We’re all a little racist.
There is this misconception that racist acts are limited to slurs or extreme acts of physical or verbal violence, but many don’t know that those are the less common acts of racism.
It’s the subtle ones that often go unnoticed that often happen.
From talking to a person of colour differently or to unconsciously assuming that they can’t really speak English properly just because they have an accent (don’t try to deny it. You HAVE thought of it). To the fetishization of certain ethnicities just because their stereotype paints them as submissive to lowering your standards of their work just because of the colour of their skin.
If you see or treat someone differently from the way you would treat someone of the same ethnicity as you, that’s racism.

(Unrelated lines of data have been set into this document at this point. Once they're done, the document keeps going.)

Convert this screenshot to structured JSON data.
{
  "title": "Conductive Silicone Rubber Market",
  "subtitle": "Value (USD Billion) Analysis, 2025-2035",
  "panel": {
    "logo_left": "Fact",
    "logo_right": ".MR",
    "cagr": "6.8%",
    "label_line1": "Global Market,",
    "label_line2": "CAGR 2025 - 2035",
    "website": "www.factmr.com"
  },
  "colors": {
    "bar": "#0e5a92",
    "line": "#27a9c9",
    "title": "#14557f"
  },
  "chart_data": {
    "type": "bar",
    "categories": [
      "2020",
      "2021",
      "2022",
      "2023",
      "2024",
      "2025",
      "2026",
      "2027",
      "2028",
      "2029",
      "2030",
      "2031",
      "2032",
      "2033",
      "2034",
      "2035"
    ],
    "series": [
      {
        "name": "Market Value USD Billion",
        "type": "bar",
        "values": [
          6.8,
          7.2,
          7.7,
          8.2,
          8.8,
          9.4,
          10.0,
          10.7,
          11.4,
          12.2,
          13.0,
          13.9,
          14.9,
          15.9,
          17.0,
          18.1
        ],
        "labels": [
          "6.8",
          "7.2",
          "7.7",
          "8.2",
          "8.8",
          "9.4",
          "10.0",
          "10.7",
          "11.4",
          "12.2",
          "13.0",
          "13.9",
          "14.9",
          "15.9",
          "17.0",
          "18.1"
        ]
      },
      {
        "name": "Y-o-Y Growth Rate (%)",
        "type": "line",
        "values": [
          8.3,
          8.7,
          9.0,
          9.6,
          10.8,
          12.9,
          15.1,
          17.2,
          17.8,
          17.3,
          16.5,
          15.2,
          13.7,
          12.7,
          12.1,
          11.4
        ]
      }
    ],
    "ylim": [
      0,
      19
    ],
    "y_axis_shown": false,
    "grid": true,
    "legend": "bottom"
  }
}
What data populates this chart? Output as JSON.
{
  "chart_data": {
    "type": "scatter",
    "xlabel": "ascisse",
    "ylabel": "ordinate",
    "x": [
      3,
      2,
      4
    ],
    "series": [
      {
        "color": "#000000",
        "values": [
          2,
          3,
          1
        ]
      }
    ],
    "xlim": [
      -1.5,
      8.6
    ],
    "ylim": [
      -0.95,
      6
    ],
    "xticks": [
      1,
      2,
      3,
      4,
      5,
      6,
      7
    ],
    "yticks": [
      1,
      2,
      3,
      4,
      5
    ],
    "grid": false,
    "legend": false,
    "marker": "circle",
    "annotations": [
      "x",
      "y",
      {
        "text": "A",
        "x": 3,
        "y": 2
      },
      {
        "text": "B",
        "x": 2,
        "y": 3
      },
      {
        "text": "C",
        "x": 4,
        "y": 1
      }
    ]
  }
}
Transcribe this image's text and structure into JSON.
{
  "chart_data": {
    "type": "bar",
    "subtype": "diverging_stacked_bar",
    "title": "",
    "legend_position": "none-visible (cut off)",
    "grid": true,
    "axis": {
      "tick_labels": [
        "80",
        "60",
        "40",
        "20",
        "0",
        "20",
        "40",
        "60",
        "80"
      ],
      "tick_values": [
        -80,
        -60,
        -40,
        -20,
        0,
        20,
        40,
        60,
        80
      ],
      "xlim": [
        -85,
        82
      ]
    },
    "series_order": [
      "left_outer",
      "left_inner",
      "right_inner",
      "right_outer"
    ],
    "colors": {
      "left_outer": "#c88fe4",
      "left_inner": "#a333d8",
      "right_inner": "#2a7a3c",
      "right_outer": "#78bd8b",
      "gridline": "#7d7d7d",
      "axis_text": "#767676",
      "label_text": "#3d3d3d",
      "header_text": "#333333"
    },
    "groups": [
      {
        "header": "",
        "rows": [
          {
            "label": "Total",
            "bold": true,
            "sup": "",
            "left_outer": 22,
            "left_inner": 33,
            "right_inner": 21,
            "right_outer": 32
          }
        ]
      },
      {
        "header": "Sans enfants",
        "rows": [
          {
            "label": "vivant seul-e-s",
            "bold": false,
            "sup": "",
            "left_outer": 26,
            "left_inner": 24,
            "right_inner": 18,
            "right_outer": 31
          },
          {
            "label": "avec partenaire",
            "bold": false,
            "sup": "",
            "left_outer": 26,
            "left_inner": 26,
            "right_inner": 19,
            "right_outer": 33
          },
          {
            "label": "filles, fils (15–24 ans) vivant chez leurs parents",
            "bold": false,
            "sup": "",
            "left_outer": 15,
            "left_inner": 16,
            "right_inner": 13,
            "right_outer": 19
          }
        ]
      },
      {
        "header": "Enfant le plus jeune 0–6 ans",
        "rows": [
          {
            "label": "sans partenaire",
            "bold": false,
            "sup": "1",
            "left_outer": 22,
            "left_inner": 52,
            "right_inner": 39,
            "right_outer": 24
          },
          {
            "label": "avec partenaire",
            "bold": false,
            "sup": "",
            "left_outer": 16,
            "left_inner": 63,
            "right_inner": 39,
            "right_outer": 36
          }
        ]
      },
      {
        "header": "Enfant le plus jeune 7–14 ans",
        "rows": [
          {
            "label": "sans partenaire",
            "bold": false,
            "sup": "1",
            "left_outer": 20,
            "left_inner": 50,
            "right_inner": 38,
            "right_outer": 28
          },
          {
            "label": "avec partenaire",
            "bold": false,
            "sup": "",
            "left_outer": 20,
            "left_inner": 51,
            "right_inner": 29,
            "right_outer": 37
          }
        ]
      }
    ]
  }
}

Now don’t get me wrong. There are different cultural nuances and there’s a respectful way to treat everyone the same while being mindful of their different worldviews and beliefs. But society and media (we can’t blame one without the other because they’re the reflection of each other) has ingrained in us to always see race and to talk about race except when it truly matters.
It is without a doubt that we do believe in the stereotypes shaped by society and reinforced by the things we read and watch. It’s how we make sense of the world.
However, it is important for us to take a step back and question the way we see people. We don’t like to be generalised so why do we do that with others? Although it is human nature to put people into categories, it can grow to toxic to a point where we treat people differently and look down on people without realising it and our actions can create a snowball effect and worsen the situation.
We can be racist. We can be toxic. And we need to stop talking about the problem only when it becomes major. If we want to tackle the more blatant acts of racism, we need to first fix the smaller ones, especially within ourselves.